I realize that this isn’t a rational person and that logic would not resonate as a defense. This was an egomaniac throwing a tantrum so I really had two choices: match his volume smash my company laptop and storm out of the building or shut my mouth, nod and wait til he was done. I chose the latter against every natural instinct within me. At the end, the COO half way apologized and said, “Look, we’re not trying to beat you up, this is just what the numbers are showing.”
I responded, “ Trust me, I’ve been beat up way worse than this. And I always get back up”, smiled and walked out of the room. On my drive home, Phil called and apologized, sympathized with me, and assured me that Cary was out of line but there was nothing he could do. “Look Phil, that was bullshit and we both know it.

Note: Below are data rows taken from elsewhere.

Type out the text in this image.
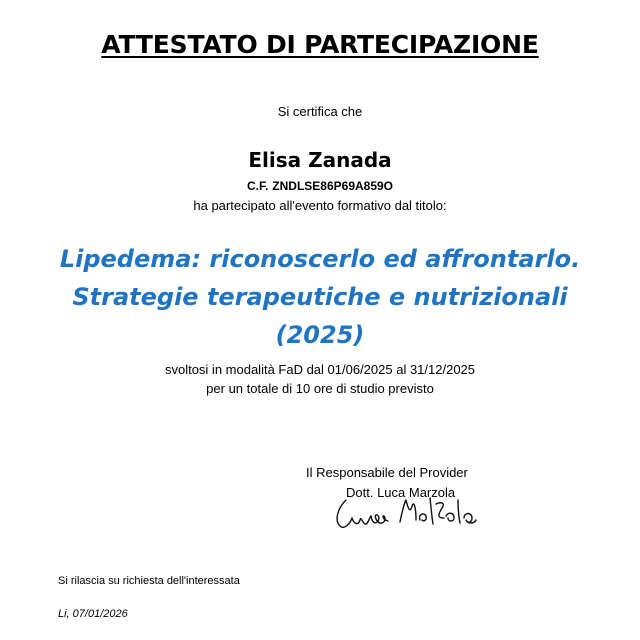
ATTESTATO DI PARTECIPAZIONE
Si certifica che
Elisa Zanada
C.F. ZNDLSE86P69A859O
ha partecipato all'evento formativo dal titolo:
Lipedema: riconoscerlo ed affrontarlo. Strategie terapeutiche e nutrizionali (2025)
svoltosi in modalità FaD dal 01/06/2025 al 31/12/2025
per un totale di 10 ore di studio previsto
Il Responsabile del Provider
Dott. Luca Marzola
Si rilascia su richiesta dell'interessata
Li, 07/01/2026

That being said, I’m a confident person and I know what I can do. Sure that kind of treatment can piss me off but it’s not going to change how I see myself. I don’t think he’s going to fire me, otherwise he would have done it right there and then. So he’s stuck with me and I’ll show him. I know this next year and the year after are going to be much better.”
I spent the next two years kicking ass and taking names. I increased sales by 20% year over year each year. My income increased along with it. I figured out my market and the key clients and I was the leader in the sector for my specialty product (a shoreline protection system). Along the way, Phil quit and my Austin and Louisiana counterparts were fired. I proved to myself that I can be good at this but since that day Cary lost it, I knew I wasn’t going to stay for much longer.
I had a bit of a cognitive struggle because I knew that I was making Cary richer on my path to proving him wrong. But it wasn’t really about him, It was about proving something to myself, so I focused on what I would gain from this experience and it wasn’t just the pay. I was running my territory as my own business, I learned sales skills, time management, client/customer management, problem solving, and I learned that I could do it with minimal support from the company leadership and against their expectations. That being said, the third year would be my last.